In recent years, highly effective treatments for hepatitis C virus (HCV) have become available. However, high prices of new treatments call for a careful policy evaluation when considering economic constraints. Although the current medical advice is to administer the new therapies to all patients, economic and capacity constraints require an efficient allocation of these scarce resources. We use stochastic dynamic programming to determine the optimal policy for prescribing the new treatment based on the age and disease progression of the patient. We show that, in a simplified version of the model, new drugs should be administered to patients at a given level of fibrosis if they are within prespecified age limits; otherwise, a conservative approach of closely monitoring the evolution of the patient should be followed.

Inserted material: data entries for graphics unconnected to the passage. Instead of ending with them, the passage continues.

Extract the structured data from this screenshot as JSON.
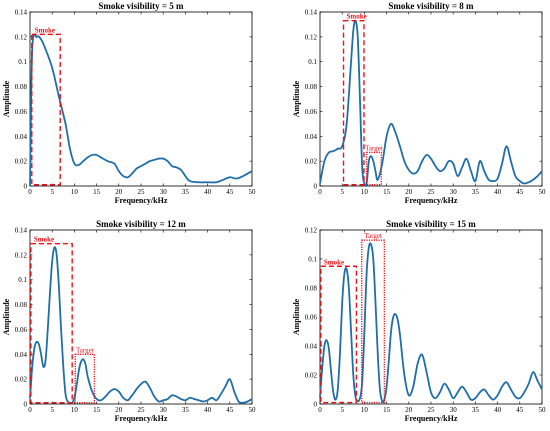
{
  "chart_data": [
    {
      "type": "line",
      "title": "Smoke visibility = 5 m",
      "xlabel": "Frequency/kHz",
      "ylabel": "Amplitude",
      "xlim": [
        0,
        50
      ],
      "ylim": [
        0,
        0.14
      ],
      "xticks": [
        0,
        5,
        10,
        15,
        20,
        25,
        30,
        35,
        40,
        45,
        50
      ],
      "yticks": [
        0,
        0.02,
        0.04,
        0.06,
        0.08,
        0.1,
        0.12,
        0.14
      ],
      "ytick_labels": [
        "0",
        "0.02",
        "0.04",
        "0.06",
        "0.08",
        "0.1",
        "0.12",
        "0.14"
      ],
      "grid": false,
      "line_color": "#1f6ea8",
      "series": [
        {
          "x": [
            0,
            0.5,
            1.5,
            2.5,
            3.5,
            5,
            6.5,
            8,
            9,
            10,
            11,
            12,
            13,
            14,
            15,
            16,
            17.5,
            19,
            20,
            21,
            22,
            23,
            24,
            25,
            26,
            27,
            28,
            29,
            30,
            31,
            32,
            33,
            34,
            35,
            36,
            38,
            40,
            42,
            43.5,
            45,
            46.5,
            48,
            50
          ],
          "y": [
            0,
            0.11,
            0.12,
            0.118,
            0.11,
            0.095,
            0.072,
            0.05,
            0.03,
            0.018,
            0.017,
            0.02,
            0.023,
            0.025,
            0.025,
            0.023,
            0.02,
            0.018,
            0.012,
            0.008,
            0.007,
            0.01,
            0.014,
            0.016,
            0.018,
            0.02,
            0.021,
            0.022,
            0.022,
            0.02,
            0.016,
            0.015,
            0.013,
            0.008,
            0.004,
            0.003,
            0.003,
            0.003,
            0.005,
            0.007,
            0.006,
            0.008,
            0.012
          ]
        }
      ],
      "annotations": [
        {
          "label": "Smoke",
          "style": "dashed",
          "x0": 0.4,
          "x1": 6.8,
          "y0": 0.001,
          "y1": 0.122
        }
      ]
    },
    {
      "type": "line",
      "title": "Smoke visibility = 8 m",
      "xlabel": "Frequency/kHz",
      "ylabel": "Amplitude",
      "xlim": [
        0,
        50
      ],
      "ylim": [
        0,
        0.14
      ],
      "xticks": [
        0,
        5,
        10,
        15,
        20,
        25,
        30,
        35,
        40,
        45,
        50
      ],
      "yticks": [
        0,
        0.02,
        0.04,
        0.06,
        0.08,
        0.1,
        0.12,
        0.14
      ],
      "ytick_labels": [
        "0",
        "0.02",
        "0.04",
        "0.06",
        "0.08",
        "0.1",
        "0.12",
        "0.14"
      ],
      "grid": false,
      "line_color": "#1f6ea8",
      "series": [
        {
          "x": [
            0,
            1,
            2,
            3,
            4,
            5,
            6,
            7,
            7.5,
            8,
            8.5,
            9,
            9.5,
            10,
            10.5,
            11,
            11.5,
            12,
            12.5,
            13,
            14,
            15,
            16,
            17,
            18,
            19,
            20,
            21,
            22,
            23,
            24,
            25,
            26,
            27,
            28,
            29,
            30,
            31,
            32,
            33,
            34,
            35,
            36,
            37,
            38,
            39,
            40,
            41,
            42,
            43,
            44,
            45,
            46,
            47,
            48,
            49,
            50
          ],
          "y": [
            0.002,
            0.02,
            0.027,
            0.028,
            0.03,
            0.032,
            0.05,
            0.1,
            0.125,
            0.133,
            0.12,
            0.07,
            0.015,
            0.002,
            0.002,
            0.02,
            0.024,
            0.02,
            0.012,
            0.005,
            0.018,
            0.04,
            0.05,
            0.043,
            0.032,
            0.02,
            0.013,
            0.01,
            0.012,
            0.02,
            0.025,
            0.022,
            0.016,
            0.012,
            0.014,
            0.02,
            0.018,
            0.008,
            0.015,
            0.022,
            0.012,
            0.004,
            0.02,
            0.012,
            0.005,
            0.004,
            0.006,
            0.018,
            0.032,
            0.02,
            0.008,
            0.004,
            0.002,
            0.003,
            0.005,
            0.008,
            0.012
          ]
        }
      ],
      "annotations": [
        {
          "label": "Smoke",
          "style": "dashed",
          "x0": 5.3,
          "x1": 9.9,
          "y0": 0.001,
          "y1": 0.133
        },
        {
          "label": "Target",
          "style": "dotted",
          "x0": 10.5,
          "x1": 13.8,
          "y0": 0.001,
          "y1": 0.027
        }
      ]
    },
    {
      "type": "line",
      "title": "Smoke visibility = 12 m",
      "xlabel": "Frequency/kHz",
      "ylabel": "Amplitude",
      "xlim": [
        0,
        50
      ],
      "ylim": [
        0,
        0.14
      ],
      "xticks": [
        0,
        5,
        10,
        15,
        20,
        25,
        30,
        35,
        40,
        45,
        50
      ],
      "yticks": [
        0,
        0.02,
        0.04,
        0.06,
        0.08,
        0.1,
        0.12,
        0.14
      ],
      "ytick_labels": [
        "0",
        "0.02",
        "0.04",
        "0.06",
        "0.08",
        "0.1",
        "0.12",
        "0.14"
      ],
      "grid": false,
      "line_color": "#1f6ea8",
      "series": [
        {
          "x": [
            0,
            0.5,
            1,
            1.5,
            2,
            2.5,
            3,
            3.5,
            4,
            4.5,
            5,
            5.5,
            6,
            6.5,
            7,
            7.5,
            8,
            8.5,
            9,
            9.5,
            10,
            10.5,
            11,
            11.5,
            12,
            12.5,
            13,
            14,
            15,
            16,
            17,
            18,
            19,
            20,
            21,
            22,
            23,
            24,
            25,
            26,
            27,
            28,
            29,
            30,
            31,
            32,
            33,
            34,
            35,
            36,
            37,
            38,
            39,
            40,
            41,
            42,
            43,
            44,
            45,
            46,
            47,
            48,
            49,
            50
          ],
          "y": [
            0.005,
            0.03,
            0.045,
            0.05,
            0.048,
            0.04,
            0.03,
            0.035,
            0.06,
            0.09,
            0.115,
            0.126,
            0.12,
            0.095,
            0.06,
            0.03,
            0.008,
            0.002,
            0.001,
            0.001,
            0.005,
            0.015,
            0.027,
            0.034,
            0.036,
            0.032,
            0.022,
            0.01,
            0.004,
            0.003,
            0.006,
            0.01,
            0.012,
            0.01,
            0.005,
            0.003,
            0.007,
            0.012,
            0.016,
            0.018,
            0.013,
            0.006,
            0.002,
            0.003,
            0.004,
            0.007,
            0.006,
            0.004,
            0.003,
            0.005,
            0.004,
            0.003,
            0.002,
            0.003,
            0.005,
            0.003,
            0.008,
            0.014,
            0.02,
            0.01,
            0.002,
            0.001,
            0.002,
            0.004
          ]
        }
      ],
      "annotations": [
        {
          "label": "Smoke",
          "style": "dashed",
          "x0": 0.2,
          "x1": 9.5,
          "y0": 0.001,
          "y1": 0.129
        },
        {
          "label": "Target",
          "style": "dotted",
          "x0": 10.2,
          "x1": 14.5,
          "y0": 0.001,
          "y1": 0.04
        }
      ]
    },
    {
      "type": "line",
      "title": "Smoke visibility = 15 m",
      "xlabel": "Frequency/kHz",
      "ylabel": "Amplitude",
      "xlim": [
        0,
        50
      ],
      "ylim": [
        0,
        0.12
      ],
      "xticks": [
        0,
        5,
        10,
        15,
        20,
        25,
        30,
        35,
        40,
        45,
        50
      ],
      "yticks": [
        0,
        0.02,
        0.04,
        0.06,
        0.08,
        0.1,
        0.12
      ],
      "ytick_labels": [
        "0",
        "0.02",
        "0.04",
        "0.06",
        "0.08",
        "0.1",
        "0.12"
      ],
      "grid": false,
      "line_color": "#1f6ea8",
      "series": [
        {
          "x": [
            0,
            0.5,
            1,
            1.5,
            2,
            2.5,
            3,
            3.5,
            4,
            4.5,
            5,
            5.5,
            6,
            6.5,
            7,
            7.5,
            8,
            8.5,
            9,
            9.5,
            10,
            10.5,
            11,
            11.5,
            12,
            12.5,
            13,
            13.5,
            14,
            14.5,
            15,
            15.5,
            16,
            16.5,
            17,
            17.5,
            18,
            19,
            20,
            21,
            22,
            23,
            24,
            25,
            26,
            27,
            28,
            29,
            30,
            31,
            32,
            33,
            34,
            35,
            36,
            37,
            38,
            39,
            40,
            41,
            42,
            43,
            44,
            45,
            46,
            47,
            48,
            49,
            50
          ],
          "y": [
            0.005,
            0.025,
            0.04,
            0.044,
            0.038,
            0.022,
            0.008,
            0.003,
            0.01,
            0.035,
            0.07,
            0.09,
            0.093,
            0.08,
            0.05,
            0.02,
            0.005,
            0.002,
            0.004,
            0.015,
            0.05,
            0.09,
            0.108,
            0.11,
            0.1,
            0.07,
            0.035,
            0.01,
            0.002,
            0.003,
            0.012,
            0.03,
            0.05,
            0.06,
            0.062,
            0.058,
            0.048,
            0.02,
            0.006,
            0.012,
            0.028,
            0.034,
            0.022,
            0.008,
            0.004,
            0.008,
            0.014,
            0.01,
            0.004,
            0.008,
            0.012,
            0.008,
            0.003,
            0.004,
            0.008,
            0.01,
            0.006,
            0.003,
            0.006,
            0.012,
            0.015,
            0.01,
            0.005,
            0.004,
            0.008,
            0.014,
            0.022,
            0.016,
            0.01
          ]
        }
      ],
      "annotations": [
        {
          "label": "Smoke",
          "style": "dashed",
          "x0": 0.2,
          "x1": 8.2,
          "y0": 0.001,
          "y1": 0.095
        },
        {
          "label": "Target",
          "style": "dotted",
          "x0": 9.4,
          "x1": 14.5,
          "y0": 0.001,
          "y1": 0.113
        }
      ]
    }
  ]
}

We use a cohort of Spanish patients to study the optimal policy regarding costs and health indicators. For this purpose, we compare the performance of the optimal policy against a liberal policy of treating all sick patients. In this analysis, we achieve similar results in terms of the number of transplants, HCV-related deaths, and quality of adjusted life years, with a significant reduction in overall expenditure. Furthermore, the budget required during the first year of implementation when using the proposed methodology is only 12% of that when administering the treatment to all patients at once. Finally, we propose a method to prioritize patients when there is a shortage (surplus) in the annual budget constraint and, therefore, some recommended treatments must be postponed (added).